One of the most curious characteristics of revolutions is that they often begin when something happens that ordinarily would be quickly dealt with and contained but then capture the mood of the population of the moment and quickly grow into a fundamental challenge to the existing system.
That happened in Petrograd in February 1917 and in Kyiv in 2013, among others, and it now appears to be happening in Belarus where anger about a foolish effort by Minsk to tax those without jobs has prompted not just the largest protest in Minsk since 2010 but also demonstrations in other cities of that country over the last 24 hours.
It is of course possible that the Lukashenka regime will manage to suppress this popular rising or that Vladimir Putin will exploit it to achieve regime change or even annexation there, but it is absolutely clear that the Belarusian people have had enough of their incumbent dictator and are prepared to go farther and faster than even opposition figures had thought possible.
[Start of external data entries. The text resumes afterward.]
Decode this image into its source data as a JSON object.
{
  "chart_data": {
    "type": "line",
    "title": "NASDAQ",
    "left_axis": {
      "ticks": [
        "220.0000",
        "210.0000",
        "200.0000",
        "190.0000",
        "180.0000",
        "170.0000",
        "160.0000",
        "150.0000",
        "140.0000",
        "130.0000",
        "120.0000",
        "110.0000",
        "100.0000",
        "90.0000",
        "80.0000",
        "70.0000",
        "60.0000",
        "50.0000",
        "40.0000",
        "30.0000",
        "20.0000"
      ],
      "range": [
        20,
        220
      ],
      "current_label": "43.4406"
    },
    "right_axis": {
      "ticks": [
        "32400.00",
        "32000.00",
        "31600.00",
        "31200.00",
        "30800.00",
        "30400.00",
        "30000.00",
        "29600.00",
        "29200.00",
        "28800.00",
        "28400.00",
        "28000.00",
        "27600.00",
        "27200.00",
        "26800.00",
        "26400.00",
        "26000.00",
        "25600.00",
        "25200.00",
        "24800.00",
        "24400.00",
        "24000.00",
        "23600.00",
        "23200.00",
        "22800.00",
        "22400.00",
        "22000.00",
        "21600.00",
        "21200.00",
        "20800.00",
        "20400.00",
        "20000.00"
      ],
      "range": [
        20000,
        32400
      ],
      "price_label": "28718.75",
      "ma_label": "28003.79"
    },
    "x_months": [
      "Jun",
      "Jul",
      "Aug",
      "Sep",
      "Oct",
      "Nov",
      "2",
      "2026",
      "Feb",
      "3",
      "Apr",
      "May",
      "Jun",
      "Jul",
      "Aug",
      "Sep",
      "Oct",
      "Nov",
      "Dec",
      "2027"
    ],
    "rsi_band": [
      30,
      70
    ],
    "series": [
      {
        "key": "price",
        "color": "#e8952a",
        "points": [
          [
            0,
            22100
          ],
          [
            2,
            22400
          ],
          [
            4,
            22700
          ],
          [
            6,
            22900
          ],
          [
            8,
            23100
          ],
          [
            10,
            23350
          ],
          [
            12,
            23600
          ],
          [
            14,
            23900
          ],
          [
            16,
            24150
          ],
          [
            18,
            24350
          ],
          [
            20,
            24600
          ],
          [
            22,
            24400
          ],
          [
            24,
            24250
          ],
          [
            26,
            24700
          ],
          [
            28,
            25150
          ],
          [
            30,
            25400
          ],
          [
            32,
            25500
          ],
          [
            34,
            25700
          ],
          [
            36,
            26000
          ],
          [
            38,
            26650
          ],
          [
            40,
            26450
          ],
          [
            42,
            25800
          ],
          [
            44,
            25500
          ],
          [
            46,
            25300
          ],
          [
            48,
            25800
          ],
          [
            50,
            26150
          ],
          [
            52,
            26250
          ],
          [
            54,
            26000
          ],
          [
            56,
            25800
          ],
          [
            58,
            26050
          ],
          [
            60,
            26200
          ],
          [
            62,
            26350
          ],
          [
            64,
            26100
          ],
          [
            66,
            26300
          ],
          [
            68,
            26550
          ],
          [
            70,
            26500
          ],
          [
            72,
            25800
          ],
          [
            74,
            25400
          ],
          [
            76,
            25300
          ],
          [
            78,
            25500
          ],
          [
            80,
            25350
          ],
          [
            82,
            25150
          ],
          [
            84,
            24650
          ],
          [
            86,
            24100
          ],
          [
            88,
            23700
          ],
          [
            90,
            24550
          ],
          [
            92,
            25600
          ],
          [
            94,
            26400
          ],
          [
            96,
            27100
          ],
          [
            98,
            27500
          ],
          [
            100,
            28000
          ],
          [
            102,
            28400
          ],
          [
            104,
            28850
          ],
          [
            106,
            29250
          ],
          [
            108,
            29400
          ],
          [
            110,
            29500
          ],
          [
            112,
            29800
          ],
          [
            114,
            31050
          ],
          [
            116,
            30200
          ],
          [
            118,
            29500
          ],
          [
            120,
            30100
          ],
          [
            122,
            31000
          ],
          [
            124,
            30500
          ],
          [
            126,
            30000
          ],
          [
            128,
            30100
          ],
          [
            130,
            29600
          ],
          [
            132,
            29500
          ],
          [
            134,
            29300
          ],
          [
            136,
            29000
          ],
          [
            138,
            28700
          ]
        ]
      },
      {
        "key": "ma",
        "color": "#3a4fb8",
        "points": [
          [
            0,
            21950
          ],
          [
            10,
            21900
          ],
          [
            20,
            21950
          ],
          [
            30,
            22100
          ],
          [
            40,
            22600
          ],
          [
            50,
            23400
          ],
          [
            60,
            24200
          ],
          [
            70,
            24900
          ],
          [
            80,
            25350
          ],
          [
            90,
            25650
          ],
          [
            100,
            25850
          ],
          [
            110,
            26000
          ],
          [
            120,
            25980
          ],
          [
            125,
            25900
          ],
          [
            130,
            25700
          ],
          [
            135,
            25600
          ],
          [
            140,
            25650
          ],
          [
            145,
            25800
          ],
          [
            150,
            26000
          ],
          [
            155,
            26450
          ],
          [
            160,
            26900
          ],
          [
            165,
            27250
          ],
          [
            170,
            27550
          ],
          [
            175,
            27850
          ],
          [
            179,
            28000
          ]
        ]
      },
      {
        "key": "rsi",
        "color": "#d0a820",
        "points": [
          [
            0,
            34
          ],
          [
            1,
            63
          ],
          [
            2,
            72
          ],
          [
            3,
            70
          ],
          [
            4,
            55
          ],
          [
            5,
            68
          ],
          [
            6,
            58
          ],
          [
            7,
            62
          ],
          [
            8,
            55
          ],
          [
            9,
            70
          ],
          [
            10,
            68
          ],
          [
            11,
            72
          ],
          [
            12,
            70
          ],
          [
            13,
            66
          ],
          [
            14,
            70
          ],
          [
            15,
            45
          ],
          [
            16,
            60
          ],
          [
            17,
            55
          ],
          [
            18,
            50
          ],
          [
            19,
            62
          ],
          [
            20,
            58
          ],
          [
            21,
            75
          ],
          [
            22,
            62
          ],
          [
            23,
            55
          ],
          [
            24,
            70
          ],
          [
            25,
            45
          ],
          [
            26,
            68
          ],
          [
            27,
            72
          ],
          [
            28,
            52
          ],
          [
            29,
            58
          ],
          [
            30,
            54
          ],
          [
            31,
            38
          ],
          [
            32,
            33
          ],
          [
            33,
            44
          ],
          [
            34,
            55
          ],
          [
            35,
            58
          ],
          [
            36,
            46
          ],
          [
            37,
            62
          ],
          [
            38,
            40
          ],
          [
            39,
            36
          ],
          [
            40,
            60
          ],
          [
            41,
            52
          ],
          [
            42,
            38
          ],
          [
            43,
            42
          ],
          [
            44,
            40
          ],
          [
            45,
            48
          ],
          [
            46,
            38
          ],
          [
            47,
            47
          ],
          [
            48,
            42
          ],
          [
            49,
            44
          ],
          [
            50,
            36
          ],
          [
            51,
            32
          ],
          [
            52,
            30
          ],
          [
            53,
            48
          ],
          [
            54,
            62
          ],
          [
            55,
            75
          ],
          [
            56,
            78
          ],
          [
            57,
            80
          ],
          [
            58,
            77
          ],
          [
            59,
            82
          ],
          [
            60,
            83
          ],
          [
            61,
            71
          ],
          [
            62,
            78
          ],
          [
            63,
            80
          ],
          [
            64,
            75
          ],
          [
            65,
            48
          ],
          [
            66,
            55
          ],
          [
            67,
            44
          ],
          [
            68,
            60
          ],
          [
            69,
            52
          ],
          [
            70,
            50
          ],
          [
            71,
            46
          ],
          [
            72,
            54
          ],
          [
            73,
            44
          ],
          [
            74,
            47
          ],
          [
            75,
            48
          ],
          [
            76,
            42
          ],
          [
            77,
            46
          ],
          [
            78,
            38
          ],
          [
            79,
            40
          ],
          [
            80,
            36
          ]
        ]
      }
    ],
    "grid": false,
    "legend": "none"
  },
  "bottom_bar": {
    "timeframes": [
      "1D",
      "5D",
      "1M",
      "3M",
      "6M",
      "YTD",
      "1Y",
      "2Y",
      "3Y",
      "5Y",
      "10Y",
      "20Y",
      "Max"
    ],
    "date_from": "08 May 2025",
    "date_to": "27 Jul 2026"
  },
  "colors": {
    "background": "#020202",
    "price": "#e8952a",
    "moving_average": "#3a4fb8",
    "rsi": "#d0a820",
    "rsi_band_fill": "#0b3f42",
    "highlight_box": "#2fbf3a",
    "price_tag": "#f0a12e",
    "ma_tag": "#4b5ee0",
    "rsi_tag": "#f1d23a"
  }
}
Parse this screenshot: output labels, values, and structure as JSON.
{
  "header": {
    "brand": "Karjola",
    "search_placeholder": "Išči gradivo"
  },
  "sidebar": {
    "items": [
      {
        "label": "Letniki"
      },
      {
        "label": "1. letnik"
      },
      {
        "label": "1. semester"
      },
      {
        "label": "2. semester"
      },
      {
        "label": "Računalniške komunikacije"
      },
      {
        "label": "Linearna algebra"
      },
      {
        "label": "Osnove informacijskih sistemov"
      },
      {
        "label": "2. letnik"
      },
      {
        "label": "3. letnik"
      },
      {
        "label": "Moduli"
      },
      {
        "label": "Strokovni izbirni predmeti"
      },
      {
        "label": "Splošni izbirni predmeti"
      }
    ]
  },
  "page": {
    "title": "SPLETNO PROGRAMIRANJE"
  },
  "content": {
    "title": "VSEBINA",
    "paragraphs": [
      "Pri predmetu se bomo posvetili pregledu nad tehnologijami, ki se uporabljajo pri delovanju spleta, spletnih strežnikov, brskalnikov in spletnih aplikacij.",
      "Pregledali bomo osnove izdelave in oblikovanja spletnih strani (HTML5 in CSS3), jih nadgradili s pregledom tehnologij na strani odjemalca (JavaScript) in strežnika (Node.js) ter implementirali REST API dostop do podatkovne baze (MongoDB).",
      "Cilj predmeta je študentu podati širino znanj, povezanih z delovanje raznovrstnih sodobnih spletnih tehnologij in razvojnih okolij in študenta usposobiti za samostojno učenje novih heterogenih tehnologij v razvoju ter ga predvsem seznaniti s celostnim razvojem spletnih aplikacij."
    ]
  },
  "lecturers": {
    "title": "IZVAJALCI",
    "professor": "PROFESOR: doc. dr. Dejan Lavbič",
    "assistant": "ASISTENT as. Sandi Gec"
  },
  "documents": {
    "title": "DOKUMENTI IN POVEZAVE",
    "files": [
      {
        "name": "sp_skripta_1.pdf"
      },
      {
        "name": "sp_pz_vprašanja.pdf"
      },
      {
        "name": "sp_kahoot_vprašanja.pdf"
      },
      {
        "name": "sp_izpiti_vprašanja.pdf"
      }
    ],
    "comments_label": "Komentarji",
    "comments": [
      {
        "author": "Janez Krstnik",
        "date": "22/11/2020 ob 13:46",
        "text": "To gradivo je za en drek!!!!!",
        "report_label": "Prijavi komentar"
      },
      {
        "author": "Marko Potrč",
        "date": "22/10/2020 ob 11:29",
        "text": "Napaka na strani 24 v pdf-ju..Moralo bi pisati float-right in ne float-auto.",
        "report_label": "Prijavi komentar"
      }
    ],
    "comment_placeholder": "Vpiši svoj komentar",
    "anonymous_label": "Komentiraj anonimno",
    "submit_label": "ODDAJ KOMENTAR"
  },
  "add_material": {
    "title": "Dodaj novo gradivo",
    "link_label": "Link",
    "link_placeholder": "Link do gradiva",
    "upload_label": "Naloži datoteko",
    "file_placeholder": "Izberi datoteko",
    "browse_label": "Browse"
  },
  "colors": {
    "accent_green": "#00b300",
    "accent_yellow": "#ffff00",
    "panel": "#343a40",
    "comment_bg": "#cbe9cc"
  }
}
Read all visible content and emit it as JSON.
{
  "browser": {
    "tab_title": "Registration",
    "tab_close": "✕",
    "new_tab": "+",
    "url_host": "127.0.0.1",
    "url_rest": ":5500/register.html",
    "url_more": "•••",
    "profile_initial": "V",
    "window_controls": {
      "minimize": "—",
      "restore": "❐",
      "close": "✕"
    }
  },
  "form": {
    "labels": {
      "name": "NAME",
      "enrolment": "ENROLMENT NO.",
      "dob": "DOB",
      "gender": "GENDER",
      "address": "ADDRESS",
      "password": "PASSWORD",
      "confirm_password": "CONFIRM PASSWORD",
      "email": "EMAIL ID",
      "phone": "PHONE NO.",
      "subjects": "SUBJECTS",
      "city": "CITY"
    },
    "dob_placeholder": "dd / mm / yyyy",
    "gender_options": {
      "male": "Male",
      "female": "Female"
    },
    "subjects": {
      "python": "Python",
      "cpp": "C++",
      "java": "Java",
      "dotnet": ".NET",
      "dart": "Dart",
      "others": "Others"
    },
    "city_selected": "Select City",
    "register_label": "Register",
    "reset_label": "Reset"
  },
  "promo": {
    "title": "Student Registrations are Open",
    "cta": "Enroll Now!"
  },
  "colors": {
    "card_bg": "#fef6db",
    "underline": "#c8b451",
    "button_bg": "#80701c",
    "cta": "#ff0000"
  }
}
The demonstrations in the Belarusian capital on Friday were the largest and the most vocally anti-Lukashenka of any there since at least 2010.
But what is perhaps even more important is that similar protests are taking place in the Belarusian cities of Mohylev, Homel, and Hrodno as well, attracting far more people than even their organizers expected and with participants expressing far more radical and anti-regime views than many had ever done before.
Hopefully this is the start of the downfall of Europe's last dictatorship.